A Rádio Fronteira está no ar há 18 anos e emite nos 106.9 FM, a partir de Vilar Formoso, no concelho de Almeida, no distrito da Guarda, com uma cobertura que abrange os concelhos vizinhos do Sabugal, Figueira de Castelo Rodrigo, Pinhel e Guarda, entrando também em Espanha, na comarca de Ciudad Rodrigo.

A Rádio Fronteira nasceu no dia 2 de Março de 2002, com o objetivo de promover e aproximar os povos da Raia. A nível musical, a Rádio Fronteira privilegia a música portuguesa e a música espanhola. A sua singularidade é absorver as duas culturas, a portuguesa e a espanhola e os dois idiomas.

-Como é o espaço informativo semanal “Espaço Intercâmbio” em colaboração com a rádio espanhola de Ciudad Rodrigo, Onda Cero?

O “Espaço Intercâmbio”, que se encontra suspenso, mas que deverá ser retomado em breve, é um espaço informativo semanal, de cerca de 10 minutos, em colaboração com a Rádio de Ciudad Rodrigo, Onda Cero, de divulgação da atualidade de ambos lados da fronteira.

A Onda Cero, envia para a Rádio Fronteira, em espanhol as notícias, fazendo um “recorrido” da atualidade da semana na comarca de Ciudad Rodrigo e a Rádio Fronteira de Vilar Formoso, faz para a Onda Cero, um balanço da atualidade da semana nos concelhos raianos, em língua espanhola, já que os espanhóis têm mais dificuldade em perceber a língua portuguesa.

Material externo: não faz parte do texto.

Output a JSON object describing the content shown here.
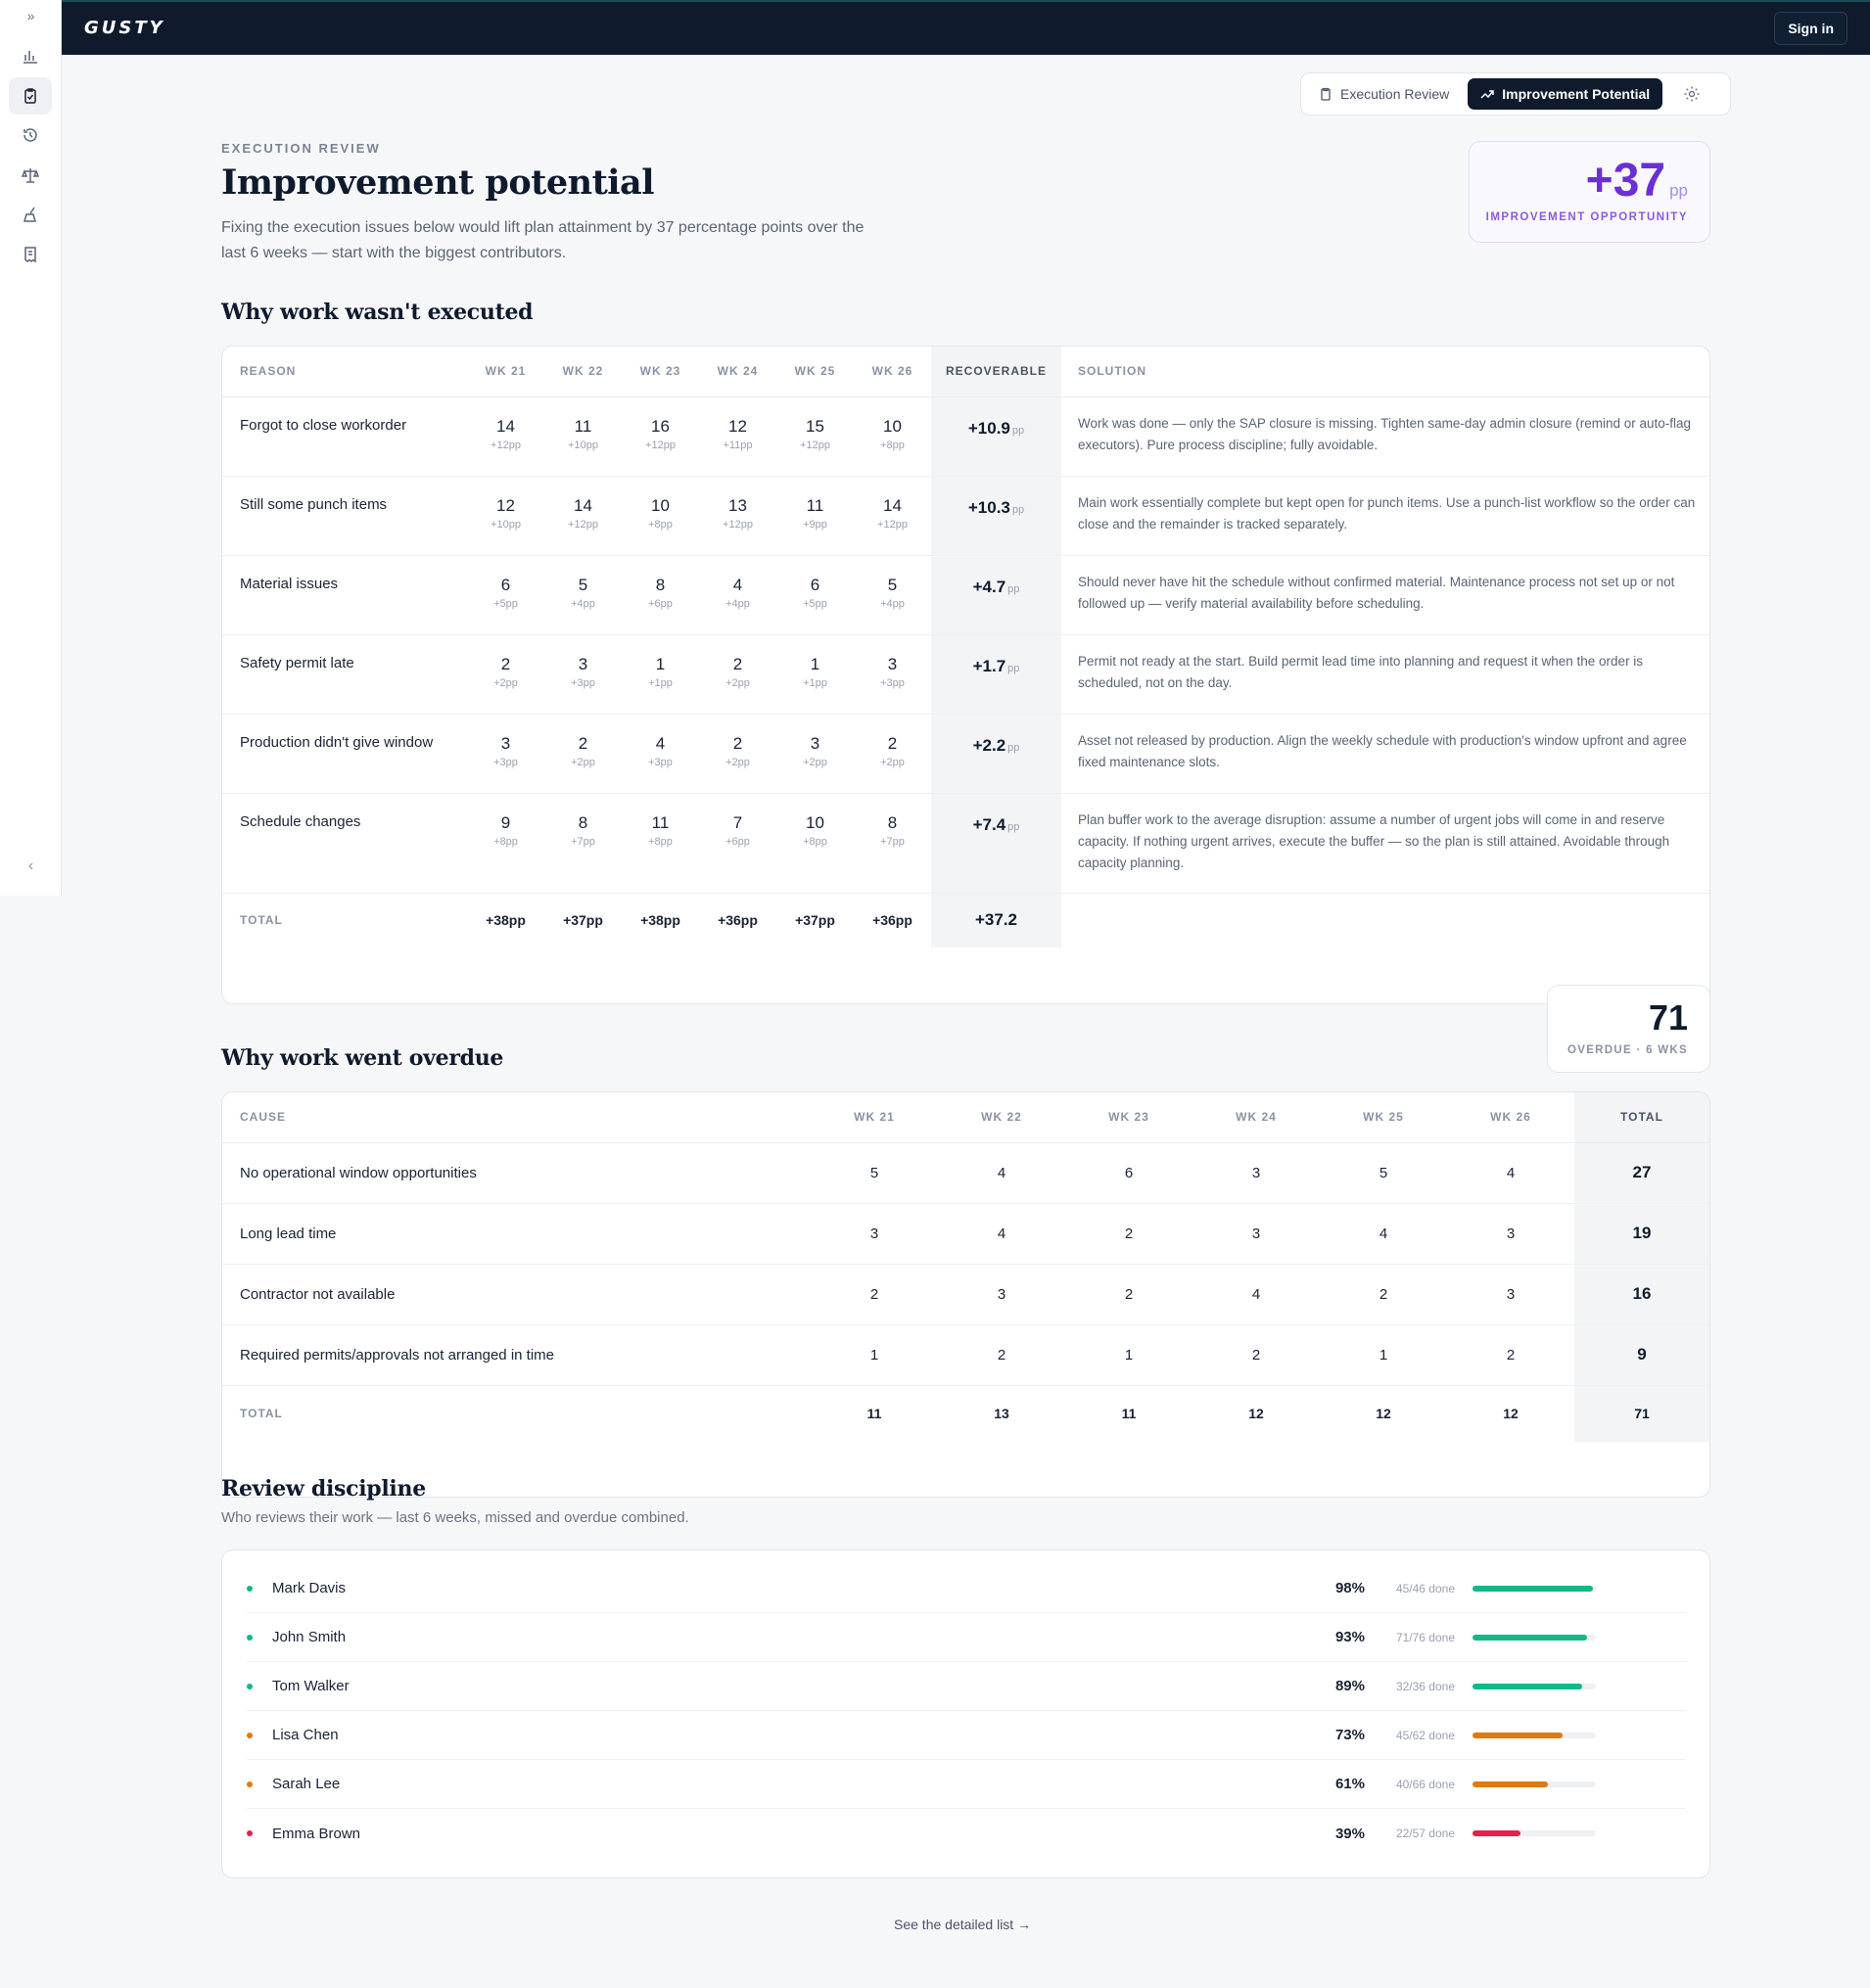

A 20 km da fronteira, como é o caso de Ciudad Rodrigo, por exemplo, não é tão evidente entender o português. Mais nos afastamos da fronteira, do lado espanhol e também do lado português e mais difícil é para as pessoas, entenderem as duas línguas.

-A fronteira de Vilar Formoso-Fuentes de Oñoro parece especial pelo transito do trem nocturno Lusitania Express e o transito de camiões caminho da Espanha e além os Pirineus. Entre Guarda e Salamanca. Como caracterizaria a identidade cultural e os intercâmbios transfronteiriços desta região?

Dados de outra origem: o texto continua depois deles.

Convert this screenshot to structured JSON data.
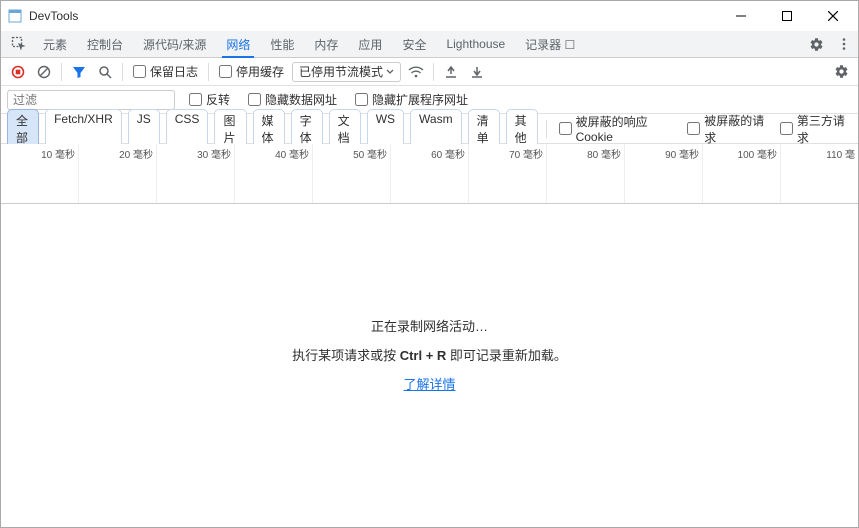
{
  "window": {
    "title": "DevTools"
  },
  "tabs": {
    "inspect_icon": "inspect-icon",
    "items": [
      "元素",
      "控制台",
      "源代码/来源",
      "网络",
      "性能",
      "内存",
      "应用",
      "安全",
      "Lighthouse",
      "记录器 ☐"
    ],
    "active_index": 3
  },
  "toolbar": {
    "preserve_log": "保留日志",
    "disable_cache": "停用缓存",
    "throttle": "已停用节流模式"
  },
  "filterbar": {
    "filter_placeholder": "过滤",
    "invert": "反转",
    "hide_data_urls": "隐藏数据网址",
    "hide_extension_urls": "隐藏扩展程序网址"
  },
  "typebar": {
    "pills": [
      "全部",
      "Fetch/XHR",
      "JS",
      "CSS",
      "图片",
      "媒体",
      "字体",
      "文档",
      "WS",
      "Wasm",
      "清单",
      "其他"
    ],
    "active_index": 0,
    "blocked_response_cookies": "被屏蔽的响应 Cookie",
    "blocked_requests": "被屏蔽的请求",
    "third_party": "第三方请求"
  },
  "timeline": {
    "ticks": [
      "10 毫秒",
      "20 毫秒",
      "30 毫秒",
      "40 毫秒",
      "50 毫秒",
      "60 毫秒",
      "70 毫秒",
      "80 毫秒",
      "90 毫秒",
      "100 毫秒",
      "110 毫"
    ]
  },
  "empty": {
    "line1": "正在录制网络活动…",
    "line2_pre": "执行某项请求或按 ",
    "line2_kbd": "Ctrl + R",
    "line2_post": " 即可记录重新加载。",
    "link": "了解详情"
  }
}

A identidade da região do lado de Portugal, está muito influenciada pela cultura espanhola que entra em território português: a televisão tem por exemplo um peso considerável, mas também a vida social festiva, as verbenas populares e a tradição taurina, que é replicada de uma certa maneira, do lado português com especial incidência, nos concelhos de Almeida e Sabugal. A influência cultural é tão importante que infuencia também os modos de vida e de pensamento, com espiríto mais aberto, mais recetivo e pronto a absorver o que vem de Espanha. No entanto, o contrário não é tão evidente, já que o espanhol, não absorve tanto a cultura portuguesa.

Os intercambios transfronteiriços existem desde sempre e têm vindo a crescer, seja a nível económico, social e cultural. Por exemplo em Fuentes de Oñoro vivem e trabalham muitos portugueses. Há também muitos casamentos em comum.

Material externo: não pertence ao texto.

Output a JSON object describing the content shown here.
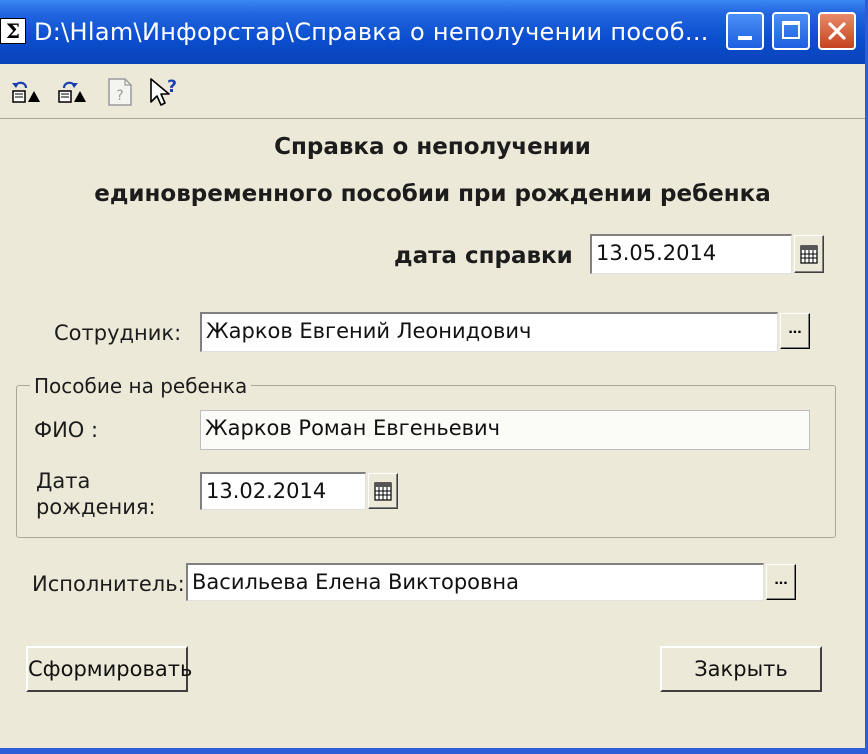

-Como podemos ouvir a rádio pela internet ou pelo menos “Espaço de Intercâmbio”?

A Rádio Fronteira, disponibiliza regularmente notícias, reportagens, entrevistas e programas em formato Podcast, para ouvir a qualquer hora. Nesta altura não é possível, por motivos técnicos, ouvir a emissão da Rádio Fronteira, pela Internet.

-Como vem afetando a crise económica por culpa do encerramento de fronteiras?

Como ambos lados da fronteira são dependentes uns de outros, no caso de Vilar Formoso e Fuentes de Oñoro, as dependências são recíprocas, formam na verdade um só território, já “sem fronteira”.

Com as fronteiras encerradas, em Vilar Formoso, a vida está complicada para o comércio e a restauração, por exemplo, os restaurantes e lojas, não têm a sua clientela habitual espanhola e em Fuentes de Oñoro, os supermercados, os talhos e bombas de gasolina desesperam pelos seus principais clientes, os portugueses.

Esta semana houve um encontro entre eurocidades ibéricas, onde também participaram Vilar Formoso e Fuentes de Oñoro (e Almeida) como projeto de eurocidade. Eles pediram o fim da fronteira, especialmente na questão da liberdade de movimento para cidadãos raianos. Entre Vilar Formoso e Fuentes de Oñoro há ruas cortadas, a própria sede da rádio fica justo no limite, este encerramento foi cumprido ou existe um ressurgimento do “contrabando” no sentido de haver movimento clandestino de pessoas? Quais são as principais demandas da sociedade raiana?

Portugueses e Espanhóis pedem nesta altura entre as duas localidades que seja dada a possibilidade de passagem, porque esta situação da fronteira controlada e encerrada há 2 meses e vai para o terceiro mês, até dia 15 de Junho, vem prejudicar gravemente a economia local.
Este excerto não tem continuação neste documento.